Smlarbced Wrdos?
Comments
The reason I started looking at Saberi was that his name appeared in an earlier version of the scrambled letter text. I’ve started looking at some online papers in cognitive science and psycholinguistics that deal with visual word recognition. Also, the whole idea of semantic priming: i.e., words are more quickly recognized (or recovered) when the subject has been “primed” with words in the same semantic field, or in the case of this text I think the words become easier to recognize as the sentence winds to its close.

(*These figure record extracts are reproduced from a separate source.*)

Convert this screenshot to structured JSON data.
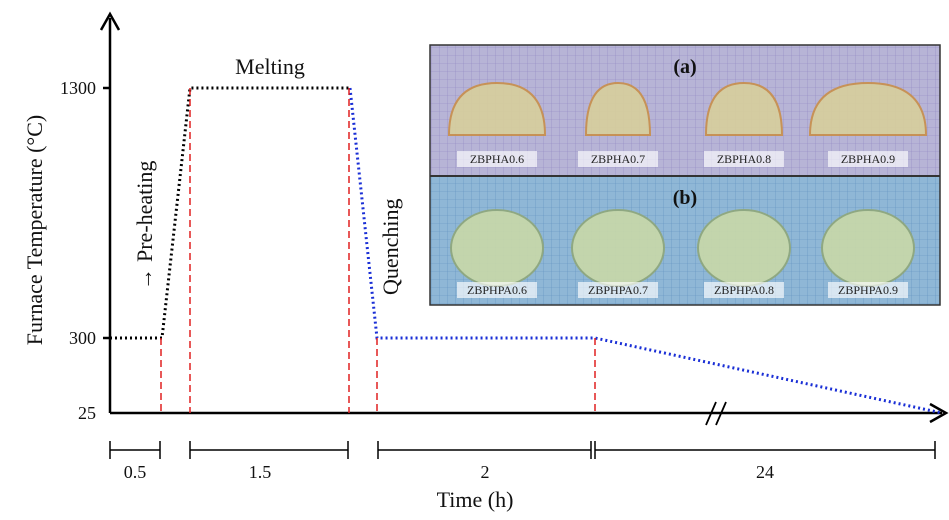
{
  "y_axis": {
    "label": "Furnace Temperature (°C)",
    "ticks": [
      1300,
      300,
      25
    ]
  },
  "x_axis": {
    "label": "Time (h)"
  },
  "stages": [
    "Pre-heating",
    "Melting",
    "Quenching"
  ],
  "durations": [
    0.5,
    1.5,
    2,
    24
  ],
  "photo": {
    "panels": [
      {
        "label": "(a)",
        "samples": [
          "ZBPHA0.6",
          "ZBPHA0.7",
          "ZBPHA0.8",
          "ZBPHA0.9"
        ]
      },
      {
        "label": "(b)",
        "samples": [
          "ZBPHPA0.6",
          "ZBPHPA0.7",
          "ZBPHPA0.8",
          "ZBPHPA0.9"
        ]
      }
    ]
  }
}
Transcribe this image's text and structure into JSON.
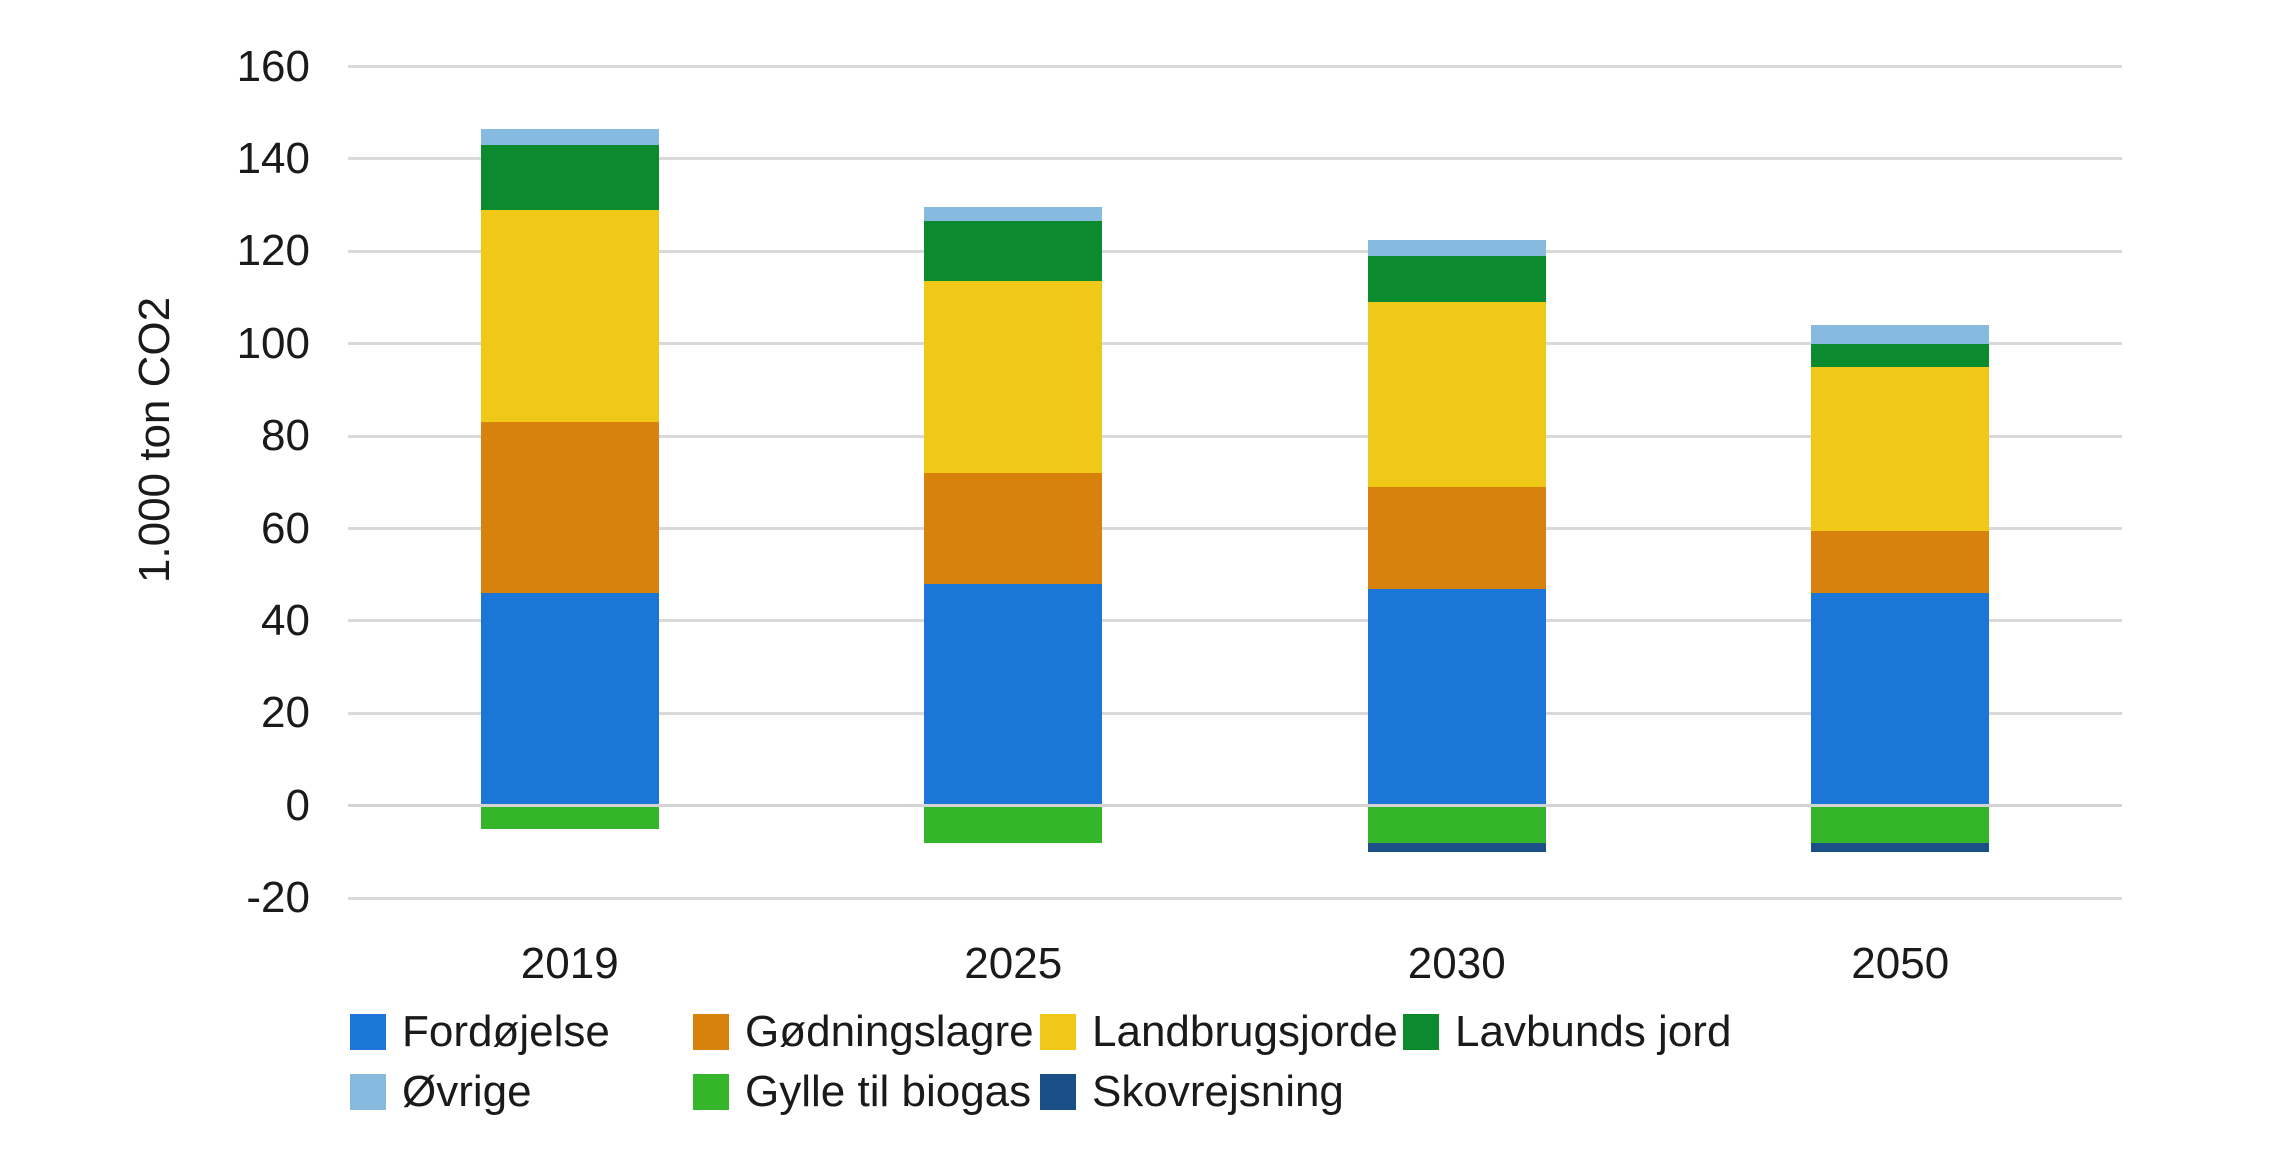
{
  "chart_data": {
    "type": "bar",
    "stacked": true,
    "title": "",
    "xlabel": "",
    "ylabel": "1.000 ton CO2",
    "ylim": [
      -20,
      160
    ],
    "y_ticks": [
      160,
      140,
      120,
      100,
      80,
      60,
      40,
      20,
      0,
      -20
    ],
    "grid": true,
    "categories": [
      "2019",
      "2025",
      "2030",
      "2050"
    ],
    "series": [
      {
        "name": "Fordøjelse",
        "color": "#1B76D8",
        "values": [
          46,
          48,
          47,
          46
        ]
      },
      {
        "name": "Gødningslagre",
        "color": "#D8820E",
        "values": [
          37,
          24,
          22,
          13.5
        ]
      },
      {
        "name": "Landbrugsjorde",
        "color": "#F0C818",
        "values": [
          46,
          41.5,
          40,
          35.5
        ]
      },
      {
        "name": "Lavbunds jord",
        "color": "#0B8B2D",
        "values": [
          14,
          13,
          10,
          5
        ]
      },
      {
        "name": "Øvrige",
        "color": "#87BADF",
        "values": [
          3.5,
          3,
          3.5,
          4
        ]
      },
      {
        "name": "Gylle til biogas",
        "color": "#35B52A",
        "values": [
          -5,
          -8,
          -8,
          -8
        ]
      },
      {
        "name": "Skovrejsning",
        "color": "#1B4F87",
        "values": [
          0,
          0,
          -2,
          -2
        ]
      }
    ],
    "legend_position": "bottom-left"
  },
  "legend": {
    "rows": [
      [
        "Fordøjelse",
        "Gødningslagre",
        "Landbrugsjorde",
        "Lavbunds jord"
      ],
      [
        "Øvrige",
        "Gylle til biogas",
        "Skovrejsning"
      ]
    ]
  },
  "colors": {
    "background": "#ffffff",
    "gridline": "#d9d9d9",
    "text": "#1a1a1a"
  }
}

I am having trouble finding some of the online papers in cognitive science and psycholinguistics that deal with visual word recognition. If it is not too much trouble, would you please put a couple of the better references on this site? Thanks!
Chris:
I really don’t know anything about this field of study, so I don’t have any sources to which to point you. My suggestion would be to start at the websites I link to above since at least Uncle Jazzbeau’s Gallimaufrey and LanguageHat both appear to deal with linguistics. Perhaps their webmasters would be able to help you more.
Good luck!
You can create your own texts more easily with this tool: http://www.wordmix.com
I tnihk yuo heva a vrey godo pinot trehe,
but who fuchin’ cares?
That’s creepy. Of course, I have superb training in recognizing horribly dyslexized type from the dozens of emails I get from my boss every day. His are much more difficult to read because you take the bad spelling/typing from above, and then mix it with bad or improper grammar, handfuls of on-the-spot non-standard abbreviations, and missing words.